- Born: مروان مرزوق بودي 1960
- Citizenship: Kuwait
- Occupation: Executive businessman
- Known for: Co-founder of Jazeera Airways

= Marwan Boodai =

Kuwaiti businessman

Marwan Marzouk Boodai (born 1960) is a Kuwaiti executive and businessman. He is the CEO and Chairman of Kuwait-based low-cost airline Al-Jazeera Airways, and the vice chairman of the Boodai Corp.

== Career ==
Marwan Boodai is the co-founder, Chairman, and CEO of Al-Jazeera Airways, the first private airline in Kuwait, established in 2005, the company ended Kuwait’s reliance on a single national carrier for 50 years. He is also the Vice President Boodai Corp, a family-owned company that invests in various businesses across the Gulf countries and the parent company of Al-Jazeera, along with other businesses such as Ramedia Group, the owner of several newspapers and broadcasting channels such as Al-Rai TV. It also owns City Group Company, a transportation company in Kuwait, along with other ventures in engineering, services, and cement production.

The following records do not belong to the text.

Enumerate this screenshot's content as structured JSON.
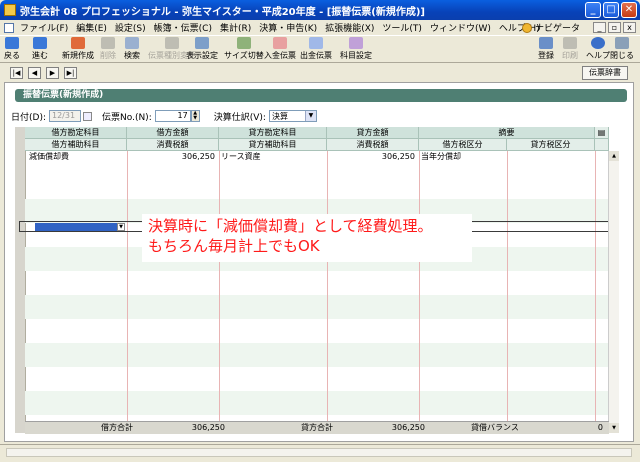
{
  "window": {
    "title": "弥生会計 08 プロフェッショナル - 弥生マイスター・平成20年度 - [振替伝票(新規作成)]",
    "controls": {
      "minimize": "_",
      "maximize": "□",
      "close": "✕"
    }
  },
  "menu": {
    "items": [
      "ファイル(F)",
      "編集(E)",
      "設定(S)",
      "帳簿・伝票(C)",
      "集計(R)",
      "決算・申告(K)",
      "拡張機能(X)",
      "ツール(T)",
      "ウィンドウ(W)",
      "ヘルプ(H)"
    ],
    "navi_label": "ナビゲータ"
  },
  "toolbar": {
    "left": [
      {
        "label": "戻る",
        "icon": "back-arrow-icon",
        "enabled": true
      },
      {
        "label": "進む",
        "icon": "forward-arrow-icon",
        "enabled": true
      },
      {
        "label": "新規作成",
        "icon": "new-doc-icon",
        "enabled": true
      },
      {
        "label": "削除",
        "icon": "delete-icon",
        "enabled": false
      },
      {
        "label": "検索",
        "icon": "search-icon",
        "enabled": true
      },
      {
        "label": "伝票種別変更",
        "icon": "slip-type-icon",
        "enabled": false
      },
      {
        "label": "表示設定",
        "icon": "display-settings-icon",
        "enabled": true
      },
      {
        "label": "サイズ切替",
        "icon": "size-toggle-icon",
        "enabled": true
      },
      {
        "label": "入金伝票",
        "icon": "deposit-slip-icon",
        "enabled": true
      },
      {
        "label": "出金伝票",
        "icon": "payment-slip-icon",
        "enabled": true
      },
      {
        "label": "科目設定",
        "icon": "account-settings-icon",
        "enabled": true
      }
    ],
    "right": [
      {
        "label": "登録",
        "icon": "register-icon",
        "enabled": true
      },
      {
        "label": "印刷",
        "icon": "print-icon",
        "enabled": false
      },
      {
        "label": "ヘルプ",
        "icon": "help-icon",
        "enabled": true
      },
      {
        "label": "閉じる",
        "icon": "close-doc-icon",
        "enabled": true
      }
    ]
  },
  "nav": {
    "buttons": [
      "|◀",
      "◀",
      "▶",
      "▶|"
    ],
    "dictionary_button": "伝票辞書"
  },
  "form": {
    "heading": "振替伝票(新規作成)",
    "date_label": "日付(D):",
    "date_value": "12/31",
    "slip_no_label": "伝票No.(N):",
    "slip_no_value": "17",
    "closing_label": "決算仕訳(V):",
    "closing_value": "決算"
  },
  "table": {
    "header_row1": [
      "借方勘定科目",
      "借方金額",
      "貸方勘定科目",
      "貸方金額",
      "摘要"
    ],
    "header_row2": [
      "借方補助科目",
      "消費税額",
      "貸方補助科目",
      "消費税額",
      "借方税区分",
      "貸方税区分"
    ],
    "rows": [
      {
        "debit_account": "減価償却費",
        "debit_amount": "306,250",
        "credit_account": "リース資産",
        "credit_amount": "306,250",
        "memo": "当年分償却"
      }
    ],
    "footer": {
      "debit_total_label": "借方合計",
      "debit_total": "306,250",
      "credit_total_label": "貸方合計",
      "credit_total": "306,250",
      "balance_label": "貸借バランス",
      "balance": "0"
    }
  },
  "annotation": {
    "line1": "決算時に「減価償却費」として経費処理。",
    "line2": "もちろん毎月計上でもOK",
    "color": "#ff1a1a"
  }
}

Al-Jazeera Airways began its budget flights in October 2005, quickly transporting 100,000 passengers in just four months. The company started with a capital of $34 million. On the occasion of its first anniversary, Jazeera Airways announced that it had carried half a million passengers on its planes. Al-Jazeera currently has 24 planes and operates flights to around 20 cities across the Middle East and India.

== Family ==
His brother, Jassim Boodai, is a journalist and owner of Al Rai Media Group.